When the pH increments in response to all motor activities in the three groups were compared, the pH increment in the control group was significantly higher than that in the reflux groups. No significant difference was found between the reflux groups. The reason for the greater pH increment in response to all motor activities in the control group may be due to the significantly higher percentage of peristaltic activity in the control group when compared with the reflux groups. Peristaltic activity accounted for the greatest proportion of the entire motor activity, and this was then further investigated for its effect on pH increment. The average pH increment in response to peristaltic activity (table 5) was in concordance with the pH increment in response to all motor activities (table 4). In addition, this study shows that non-transmitted swallows can restore oesophageal pH (fig4)—that is, ineffective motor activity (the amplitude of the non-transmitted swallow was less than 10 mm Hg) was responsible for the pH increment and therefore another factor such as saliva must account for the pH increment. This evidence that a non-transmitted swallow can restore oesophageal pH supports the acid neutralising effect of saliva as documented by Helm et al.8
We found no significant differences in peristaltic contraction wave characteristics (amplitude, duration, or velocity) during GOR among the three groups. The magnitude of peristaltic amplitude (>30 mm Hg) was established by Kahrilas9 as important in clearing reflux material (volume clearance) from the oesophagus, but in our study we were unable to measure volume changes during GOR. However, it demonstrated that the restoration of oesophageal pH did not depend on the magnitude of peristaltic amplitude, duration, or velocity. One possible explanation for the difference between controls and reflux patients was suggested by Barham et al.29 They proposed that in patients with reflux disease further reflux episodes may superimpose on the original reflux episode, appearing to delay acid clearance. These findings are consistent with those of our earlier study30 and those of Allen et al, 31 who showed no association between the pH increment and the magnitude of the peristaltic contraction amplitude, duration, and velocity. This again reinforces observations made by Paterson et al 21 in their study of acid clearance on cisapride therapy: the increase in the number of contractions is more important than the augmentation of contraction amplitude or duration in reducing the acid clearance time.
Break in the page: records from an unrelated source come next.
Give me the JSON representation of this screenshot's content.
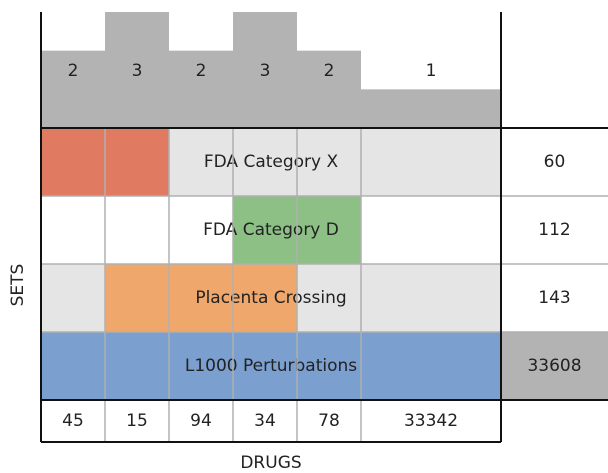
{
  "chart_data": {
    "type": "upset",
    "x_label": "DRUGS",
    "y_label": "SETS",
    "sets": [
      {
        "name": "FDA Category X",
        "color": "#e07b62",
        "size": 60
      },
      {
        "name": "FDA Category D",
        "color": "#8cc084",
        "size": 112
      },
      {
        "name": "Placenta Crossing",
        "color": "#f0a76c",
        "size": 143
      },
      {
        "name": "L1000 Perturbations",
        "color": "#7b9fcf",
        "size": 33608
      }
    ],
    "row_backgrounds": [
      "#e5e5e5",
      "#ffffff",
      "#e5e5e5",
      "#ffffff"
    ],
    "size_cell_colors": [
      "#ffffff",
      "#ffffff",
      "#ffffff",
      "#b3b3b3"
    ],
    "membership": [
      [
        true,
        true,
        false,
        false,
        false,
        false
      ],
      [
        false,
        false,
        false,
        true,
        true,
        false
      ],
      [
        false,
        true,
        true,
        true,
        false,
        false
      ],
      [
        true,
        true,
        true,
        true,
        true,
        true
      ]
    ],
    "degrees": [
      2,
      3,
      2,
      3,
      2,
      1
    ],
    "degree_color": "#b3b3b3",
    "ylim": [
      0,
      3
    ],
    "counts": [
      45,
      15,
      94,
      34,
      78,
      33342
    ]
  }
}
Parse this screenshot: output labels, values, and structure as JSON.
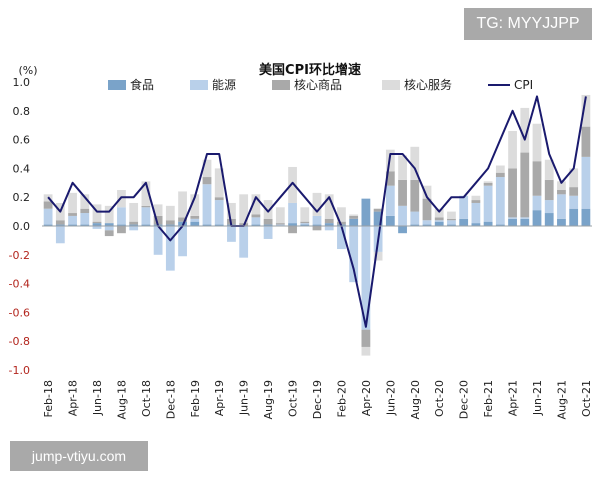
{
  "watermarks": {
    "top": "TG: MYYJJPP",
    "bottom": "jump-vtiyu.com"
  },
  "chart_data": {
    "type": "bar",
    "title": "美国CPI环比增速",
    "ylabel": "(%)",
    "xlabel": "",
    "ylim": [
      -1.0,
      1.0
    ],
    "yticks": [
      "1.0",
      "0.8",
      "0.6",
      "0.4",
      "0.2",
      "0.0",
      "-0.2",
      "-0.4",
      "-0.6",
      "-0.8",
      "-1.0"
    ],
    "grid": false,
    "legend_position": "top",
    "stacked": true,
    "categories": [
      "Feb-18",
      "Mar-18",
      "Apr-18",
      "May-18",
      "Jun-18",
      "Jul-18",
      "Aug-18",
      "Sep-18",
      "Oct-18",
      "Nov-18",
      "Dec-18",
      "Jan-19",
      "Feb-19",
      "Mar-19",
      "Apr-19",
      "May-19",
      "Jun-19",
      "Jul-19",
      "Aug-19",
      "Sep-19",
      "Oct-19",
      "Nov-19",
      "Dec-19",
      "Jan-20",
      "Feb-20",
      "Mar-20",
      "Apr-20",
      "May-20",
      "Jun-20",
      "Jul-20",
      "Aug-20",
      "Sep-20",
      "Oct-20",
      "Nov-20",
      "Dec-20",
      "Jan-21",
      "Feb-21",
      "Mar-21",
      "Apr-21",
      "May-21",
      "Jun-21",
      "Jul-21",
      "Aug-21",
      "Sep-21",
      "Oct-21"
    ],
    "series": [
      {
        "name": "食品",
        "type": "bar",
        "color": "#7aa3c9",
        "values": [
          0.01,
          0.01,
          0.01,
          0.01,
          0.02,
          0.02,
          0.01,
          0.01,
          0.01,
          0.01,
          0.01,
          0.03,
          0.03,
          0.01,
          0.01,
          0.01,
          0.0,
          0.01,
          0.01,
          0.0,
          0.02,
          0.01,
          0.01,
          0.02,
          0.01,
          0.05,
          0.19,
          0.1,
          0.07,
          -0.05,
          0.01,
          0.01,
          0.03,
          0.01,
          0.05,
          0.02,
          0.03,
          0.01,
          0.05,
          0.05,
          0.11,
          0.09,
          0.05,
          0.12,
          0.12
        ]
      },
      {
        "name": "能源",
        "type": "bar",
        "color": "#b9d0ea",
        "values": [
          0.11,
          -0.12,
          0.06,
          0.08,
          -0.02,
          -0.03,
          0.12,
          -0.03,
          0.12,
          -0.2,
          -0.31,
          -0.21,
          0.02,
          0.28,
          0.17,
          -0.11,
          -0.22,
          0.05,
          -0.09,
          0.01,
          0.14,
          0.01,
          0.06,
          -0.03,
          -0.16,
          -0.39,
          -0.72,
          -0.18,
          0.21,
          0.14,
          0.09,
          0.03,
          0.01,
          0.03,
          0.16,
          0.14,
          0.25,
          0.33,
          0.01,
          0.01,
          0.1,
          0.09,
          0.17,
          0.09,
          0.36
        ]
      },
      {
        "name": "核心商品",
        "type": "bar",
        "color": "#a9a9a9",
        "values": [
          0.05,
          0.03,
          0.02,
          0.03,
          0.01,
          -0.04,
          -0.05,
          0.02,
          0.01,
          0.06,
          0.03,
          0.03,
          0.02,
          0.05,
          0.02,
          0.04,
          0.02,
          0.02,
          0.04,
          0.01,
          -0.05,
          0.01,
          -0.03,
          0.03,
          0.02,
          0.02,
          -0.12,
          0.02,
          0.1,
          0.18,
          0.22,
          0.15,
          0.02,
          0.01,
          0.0,
          0.02,
          0.02,
          0.03,
          0.34,
          0.45,
          0.24,
          0.14,
          0.03,
          0.06,
          0.21
        ]
      },
      {
        "name": "核心服务",
        "type": "bar",
        "color": "#dcdcdc",
        "values": [
          0.05,
          0.12,
          0.14,
          0.1,
          0.12,
          0.12,
          0.12,
          0.13,
          0.17,
          0.08,
          0.1,
          0.18,
          0.15,
          0.12,
          0.2,
          0.11,
          0.2,
          0.14,
          0.13,
          0.11,
          0.25,
          0.1,
          0.16,
          0.17,
          0.1,
          0.01,
          -0.06,
          -0.06,
          0.15,
          0.17,
          0.23,
          0.09,
          0.06,
          0.05,
          0.0,
          0.03,
          0.01,
          0.05,
          0.26,
          0.31,
          0.26,
          0.14,
          0.06,
          0.13,
          0.22
        ]
      },
      {
        "name": "CPI",
        "type": "line",
        "color": "#1a1a6e",
        "values": [
          0.2,
          0.1,
          0.3,
          0.2,
          0.1,
          0.1,
          0.2,
          0.2,
          0.3,
          0.0,
          -0.1,
          0.0,
          0.2,
          0.5,
          0.5,
          0.0,
          0.0,
          0.2,
          0.1,
          0.2,
          0.3,
          0.2,
          0.1,
          0.2,
          0.0,
          -0.3,
          -0.7,
          -0.1,
          0.5,
          0.5,
          0.4,
          0.2,
          0.1,
          0.2,
          0.2,
          0.3,
          0.4,
          0.6,
          0.8,
          0.6,
          0.9,
          0.5,
          0.3,
          0.4,
          0.9
        ]
      }
    ],
    "tick_labels": [
      "Feb-18",
      "Apr-18",
      "Jun-18",
      "Aug-18",
      "Oct-18",
      "Dec-18",
      "Feb-19",
      "Apr-19",
      "Jun-19",
      "Aug-19",
      "Oct-19",
      "Dec-19",
      "Feb-20",
      "Apr-20",
      "Jun-20",
      "Aug-20",
      "Oct-20",
      "Dec-20",
      "Feb-21",
      "Apr-21",
      "Jun-21",
      "Aug-21",
      "Oct-21"
    ]
  }
}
In conclusion, this study confirms that primary peristalsis is the major acid clearance mechanism in both normal subjects and reflux patients. In addition, we have shown that reflux patients have less frequent motor activity, a smaller proportion of which is peristaltic, and the average pH increment in response to motor activities during GOR is reduced, relative to controls.
We would like to thank Miss J Simpson for statistical advice. This work was presented to the British Society of Gastroenterology in abstract form, September 1995, Warwick University (Gut1995; 37 (suppl 2): A46).